Dr Rose McCormack
Over the past three months I have been volunteering for Ceredigion archive. The project I have been working on has been an exciting one; I was asked by the archive to look at the diaries of Eliza Webley-Parry (1817-1894), a genteel woman of nineteenth-century Ceredigion, in order to create a summary of the first ten years for the archive’s on-line catalogue. Eliza was the seventh and youngest child of Rear Admiral Webley-Parry (d.1837) and his wife Maria Washington White (1776-1858). The family lived at Noyadd Trefawr, a property the Admiral inherited in 1815. At the age of seventeen Eliza started writing a journal which she kept until February 1893, when poor health prevented continuation. Evelyn Hope, Eliza’s niece, then wrote the journal for her elderly aunt, until her death in January 1894. The diary fills 11 volumes and is written neither in flowing emotive prose nor in the brief style of a ladies’ pocket journal. Instead, Eliza enters a few detailed accounts of activities she enjoyed, mainly documenting visits and social events and often mentioning her sisters, Maria and Ellen, with whom she was very close.
One of the most striking aspects of Eliza’s diary is just how busy it is.

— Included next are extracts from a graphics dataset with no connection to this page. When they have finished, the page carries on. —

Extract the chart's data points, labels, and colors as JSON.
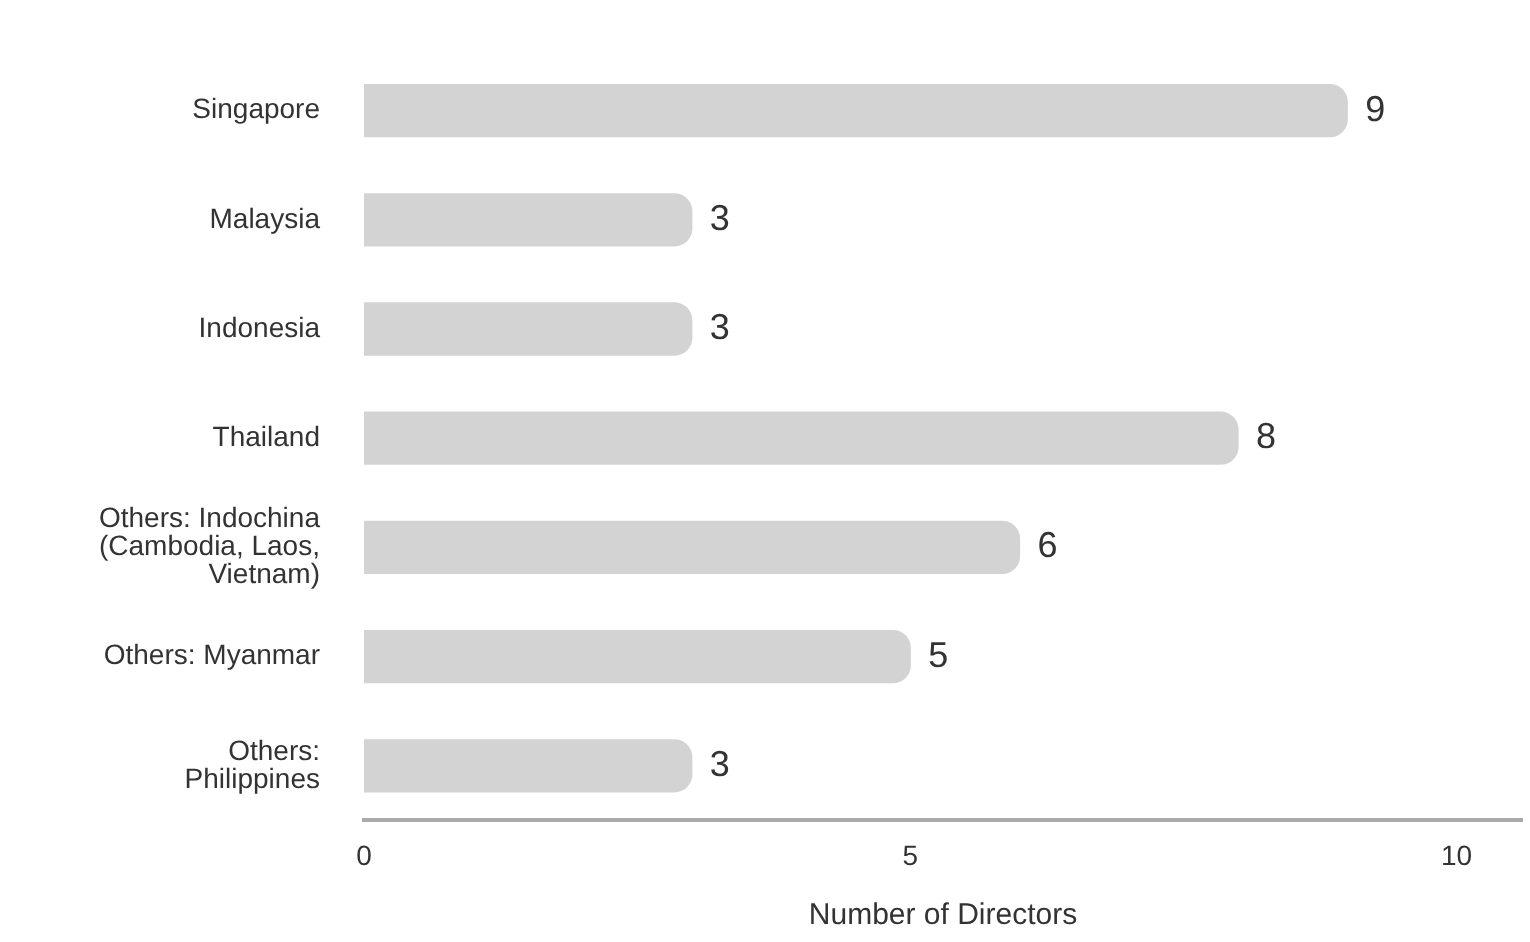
{
  "chart_data": {
    "type": "bar",
    "orientation": "horizontal",
    "xlabel": "Number of Directors",
    "categories": [
      "Singapore",
      "Malaysia",
      "Indonesia",
      "Thailand",
      "Others: Indochina\n(Cambodia, Laos,\nVietnam)",
      "Others: Myanmar",
      "Others:\nPhilippines"
    ],
    "values": [
      9,
      3,
      3,
      8,
      6,
      5,
      3
    ],
    "color": "#d3d3d3",
    "xlim": [
      0,
      10.6
    ],
    "xticks": [
      0,
      5,
      10
    ],
    "grid": false,
    "legend": false,
    "data_labels": true
  }
}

Eliza records frequent visits to other Welsh estates including Blaen-pant, Cardiganshire (home of her sister Maria), Pentre, Manordeifi, north Pembrokeshire (home of her brother William) and Coedmore, Cardiganshire (home of the Lloyd family). Sometimes these were day trips, whilst on other occasions she stayed for several days at a time. Eliza also went on many seaside visits, including trips to Glanymor, Pengwbert and Aberystwyth. For example, in July 1837 Eliza and her sister Ellen resided in lodgings on the Terrace at Aberystwyth. Whilst there, they lunched at Gogerddan (home of the Pryse family), attended three balls at the assembly rooms, watched a cricket match and a female archery tournament, visited Borth and dined at Nanteos (home of the Powells). Most years Eliza also attended Hunt Week festivities in Cardigan, which usually included two sizeable balls.
In addition to documenting her busy social world, Eliza’s journals also reveal some of the less comfortable aspects of her life. There are frequent references to the dentist Mr Noot visiting to remove her teeth and to illnesses which forced Eliza, her sisters and their mother to be confined to their bedrooms for days or weeks at a time. In 1841 for instance Eliza had bronchitis and influenza. In April of this year her journal states: ‘I had my head shaved for the third time since my illness.’ These less glamorous details help to create a fuller picture of Eliza’s world.
Eliza’s journal also comments on wider social, cultural and political events happening in her life time. For instance, in May 1839 Eliza wrote: ‘Heard of the resignation of Lord Melbourne’s administration, but Sir Robert Peel failed to form a ministry owing to the Queen not parting with her Ladies of the Bedchamber.’ In the summer of 1841 she made observations about the local election, noting that Mr Pryse had been canvassing at Pengwbert where she had been staying, and recording the election results: ‘Mr. Hereford at Cardigan: 69, at Lampeter: 16. Mr Pryse, at Aberystwyth: 88, at Lampeter: 22.’ In June 1843, on another a visit to Pengwbert, she recorded seeing a steamer ‘with 150 marines who landed under Penbryn, on account of the Rebecca disturbances.’ Such comments demonstrate that Eliza was politically aware. Whilst her day-to-day life revolved around dinners, dances and visiting, she was not entirely removed from the political sphere. Matters such as local elections or the Rebecca Riots were natural topics of conversation amongst the Welsh gentry classes, irrespective of gender.
My summary only covers the first ten years of the journals; the remaining fifty-two years of journal entries are bound to offer further rich source material for historians, revealing fascinating details about rural and urban life in nineteenth-century Wales, and in particular, about how it was experienced by genteel women. Eliza and her sister Ellen never married. Instead, they lived out the later years of their lives together in a house at Glanhelyg, which was built especially for them by their sister Maria and her husband William Brigstocke. History is often unkind to spinsters, depicting them as lonely figures who failed to attract suitors and lived closed off lives, but Eliza’s journals demonstrate that for women of means, the single life could be very comfortable. Country house gatherings, seaside visits and Hunt Week festivities gave variety to Eliza’s life, whilst her friends, sisters and nieces provided company which supported her until her death in 1894.
Rose McCormack recently graduated from Aberystwyth University with a PhD from the Department of History and Welsh History. Rose’s doctoral thesis explores female spa-visiting in eighteenth-century Bath and Tunbridge Wells and utilises female authored letters and journals to investigate how women perceived the resorts and their experiences there. Her interest in women’s life writings encouraged her to volunteer at Ceredigion Archives, where she spent time researching the diaries of Eliza Webley Parry.